Elle n’avait compris qu'après avoir repris l'établissement, qu'il fallait compter environ cinq ans avant de récolter les fruits de son travail. En raison du Covid, cette période était encore plus longue. Une fermeture aurait des conséquences dramatiques, tant sur le plan financier que moral.

La police avait retenu des déclarations de D______ qu'il n'avait pas été au courant des interventions de celle-ci dans l'établissement. On parlait de trois interventions lors desquelles ni lui ni elle n'avait été dans l'établissement. Ils avaient été informés de ces interventions. Peut-être qu'il était alors en vacances ou en arrêt maladie.

Au total, il n’y avait eu qu'une vingtaine d'interventions de la police en deux ans, ce qui était relativement peu pour ce type d'établissements. La police de Rive était même venue les féliciter de leur manière de l'exploiter et de gérer les situations compliquées.

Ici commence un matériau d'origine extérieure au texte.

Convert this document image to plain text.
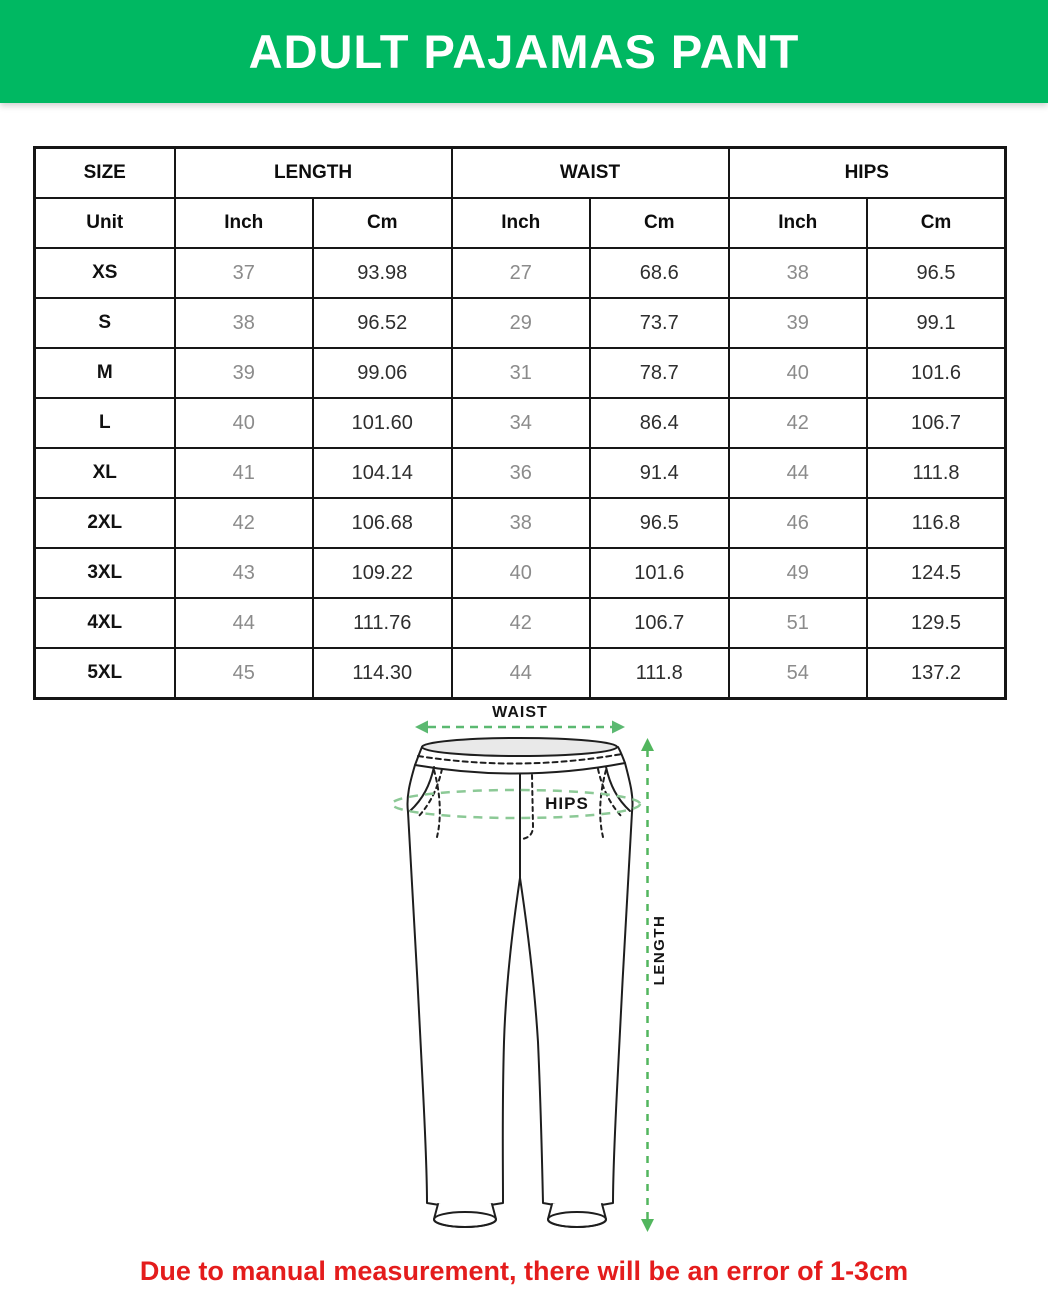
ADULT PAJAMAS PANT
SIZE	LENGTH		WAIST		HIPS	
Unit	Inch	Cm	Inch	Cm	Inch	Cm
XS	37	93.98	27	68.6	38	96.5
S	38	96.52	29	73.7	39	99.1
M	39	99.06	31	78.7	40	101.6
L	40	101.60	34	86.4	42	106.7
XL	41	104.14	36	91.4	44	111.8
2XL	42	106.68	38	96.5	46	116.8
3XL	43	109.22	40	101.6	49	124.5
4XL	44	111.76	42	106.7	51	129.5
5XL	45	114.30	44	111.8	54	137.2
WAIST
HIPS
LENGTH
Due to manual measurement, there will be an error of 1-3cm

Les documents administratifs se trouvaient à son domicile ou auprès de la fiduciaire, car il n'y avait pas de bureau au « E______ ». Elle imaginait que si D______ ne se souvenait pas du nom de celle-ci lors de son audition, c'était en raison du stress ou de son nom africain. D______ lui avait présenté O______ ; il le connaissait forcément.

D______ avait rencontré des soucis de santé. C'est environ depuis lors qu'il était davantage présent à l'ouverture. En cas d'absence, il désignait un remplaçant, soit H______, soit C______.

D______ avait mal vérifié la manière dont les produits inflammables étaient stockés et les sorties de secours avaient été encombrées. Elle-même n'y connaissait rien en la matière. À la suite des critiques du PCTN, il avait fait le nécessaire pour que l'ensemble des normes, notamment dans le domaine de la prévention d'incendie, soit respecté.

b. D______, entendu le 4 septembre 2023 également, a déclaré qu’il avait déjà été exploitant pour le précédent propriétaire de la discothèque, le « N______ ». B______ avait été rassurée par sa connaissance de l'établissement. Il connaissait les fonctions nécessaires au bon fonctionnement de l'établissement, telles que par exemple déterminer le nombre de barmans à engager. Un seul employé avait été repris, à savoir M______ qui agissait comme caissier et physionomiste. H______ avait déjà ponctuellement collaboré avec le précédent propriétaire, puis a été ultérieurement engagé par le « E______ ».

Il faisait toujours le premier tri des CV. Ensuite, il les soumettait à B______. Il arrivait aussi que C______ reçoive en entretien d'embauche ou propose quelqu'un, mais toujours sous sa supervision. Il avait assisté à l'entretien d'embauche de I______, comme à celui de personnes qui n'avaient pas été engagées. Il y avait très peu de changement dans le personnel.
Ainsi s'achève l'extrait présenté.